Another appealing aspect of both Gregor and Boots is that they are in no way extraordinary. Unlike the heroes of similar stories in which a child leaves the normal world for a fantastical one and discovers that he or she is actually fantastical as well, Gregor and Boots remain endearingly normal. Their successes are a product of their own natures and choices, rather than a birthright or newly-discovered powers. For example, Boots' natural and uninhibited affection for most living things plays a key role in the novel's plot, but it is something that is characteristic of Boots from the very beginning:

"The smooth black bumps [Gregor] had taken for rocks were actually the backs of a dozen or so enormous cockroaches. They clustered around Boots eagerly, waving their antennas in the air and shuddering in delight.

Boots, who loved any kind of compliment, instinctively knew she was being admired. She stretched out her chubby arms to the giant insects. "I poop," she said graciously, and they gave an appreciative hiss."
- Gregor the Overlander, page 19

Boots' affection and kindness towards the cockroaches later sets an example for both Gregor and the other characters they encounter, emphasizing one of Collins' main themes of pursuing peace and mutual understanding over conflict and discord.

Perhaps the most remarkable thing about this novel, however, is it's pacing. Collins' moves briskly from scene to scene, without the reader every feeling as though she's moving too fast. Gregor and Boots, for example, are in in the Underland by the beginning of Chapter 2, meaning that all of our heroes' backstory is covered in a single, 13-page chapter. And yet, as Gregor and Boots are tumbling through space towards the Underland, the reader feels already as if he knows them. The reader has already a strong sense not only of who they are as characters, but of the impact their disappearance will have on their exhausted and overworked mother and their invalid grandmother. Thus, their journey has stakes even at it's outset, and the reader is invested in those stakes.
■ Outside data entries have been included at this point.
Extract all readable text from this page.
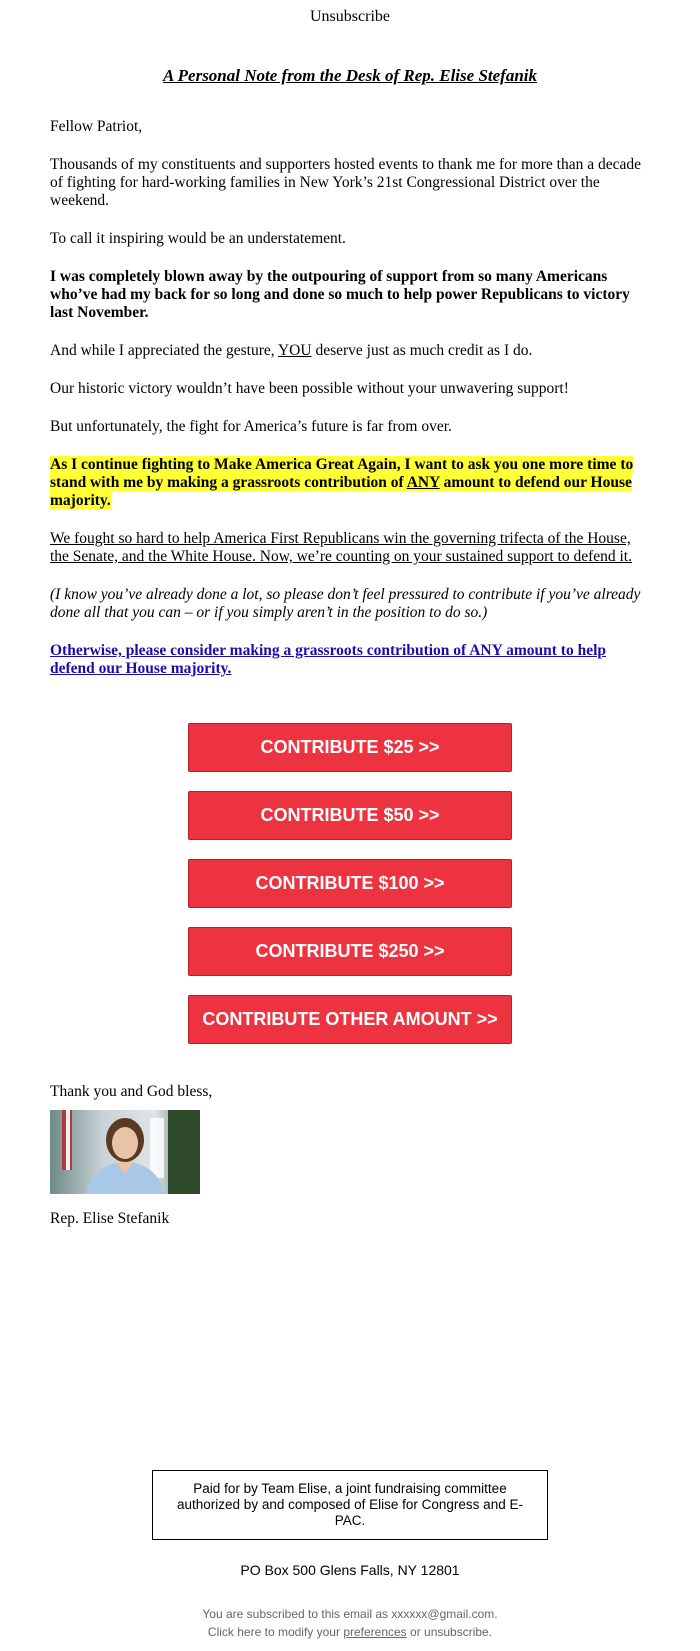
Unsubscribe
A Personal Note from the Desk of Rep. Elise Stefanik

Fellow Patriot,

Thousands of my constituents and supporters hosted events to thank me for more than a decade of fighting for hard-working families in New York’s 21st Congressional District over the weekend.

To call it inspiring would be an understatement.

I was completely blown away by the outpouring of support from so many Americans who’ve had my back for so long and done so much to help power Republicans to victory last November.

And while I appreciated the gesture, YOU deserve just as much credit as I do.

Our historic victory wouldn’t have been possible without your unwavering support!

But unfortunately, the fight for America’s future is far from over.

As I continue fighting to Make America Great Again, I want to ask you one more time to stand with me by making a grassroots contribution of ANY amount to defend our House majority.

We fought so hard to help America First Republicans win the governing trifecta of the House, the Senate, and the White House. Now, we’re counting on your sustained support to defend it.

(I know you’ve already done a lot, so please don’t feel pressured to contribute if you’ve already done all that you can – or if you simply aren’t in the position to do so.)

Otherwise, please consider making a grassroots contribution of ANY amount to help defend our House majority.

CONTRIBUTE $25 >>
CONTRIBUTE $50 >>
CONTRIBUTE $100 >>
CONTRIBUTE $250 >>
CONTRIBUTE OTHER AMOUNT >>
Thank you and God bless,
Rep. Elise Stefanik
Paid for by Team Elise, a joint fundraising committee authorized by and composed of Elise for Congress and E-PAC.
PO Box 500 Glens Falls, NY 12801
You are subscribed to this email as xxxxxx@gmail.com.
Click here to modify your preferences or unsubscribe.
This pacing is consistent throughout Gregor the Overlander, and the casual reader may not process exactly how many messages and themes are packed into Collin's efficient, nimble writing. I've heard parents dismiss this novel as a "beach-read adventure", concerned that their child should be reading denser literature that "requires them to think".

I take issue with this. There is an enormous amount of thinking provoked by Gregor's journey, both in terms of moral decisions and writing style. The structure of the novel is impeccable and could easily be used to highlight for students the plot elements that create an effective and engaging story. Though The Hunger Games deals with more complex and abstract political themes, Gregor is by far the better crafted story, and I can see incredibly rich discussion in comparison of the two by fans of Collins' writing.

Gregor the Overlander is the first in a five-book series, The Underland Chronicles, and I have taken my 6th grade friend up on his offer to borrow them. Gregor's first adventure made such an impression on me, though, that I'm a little hesitant to begin reading them. The bar for the rest of the books has been set incredibly high.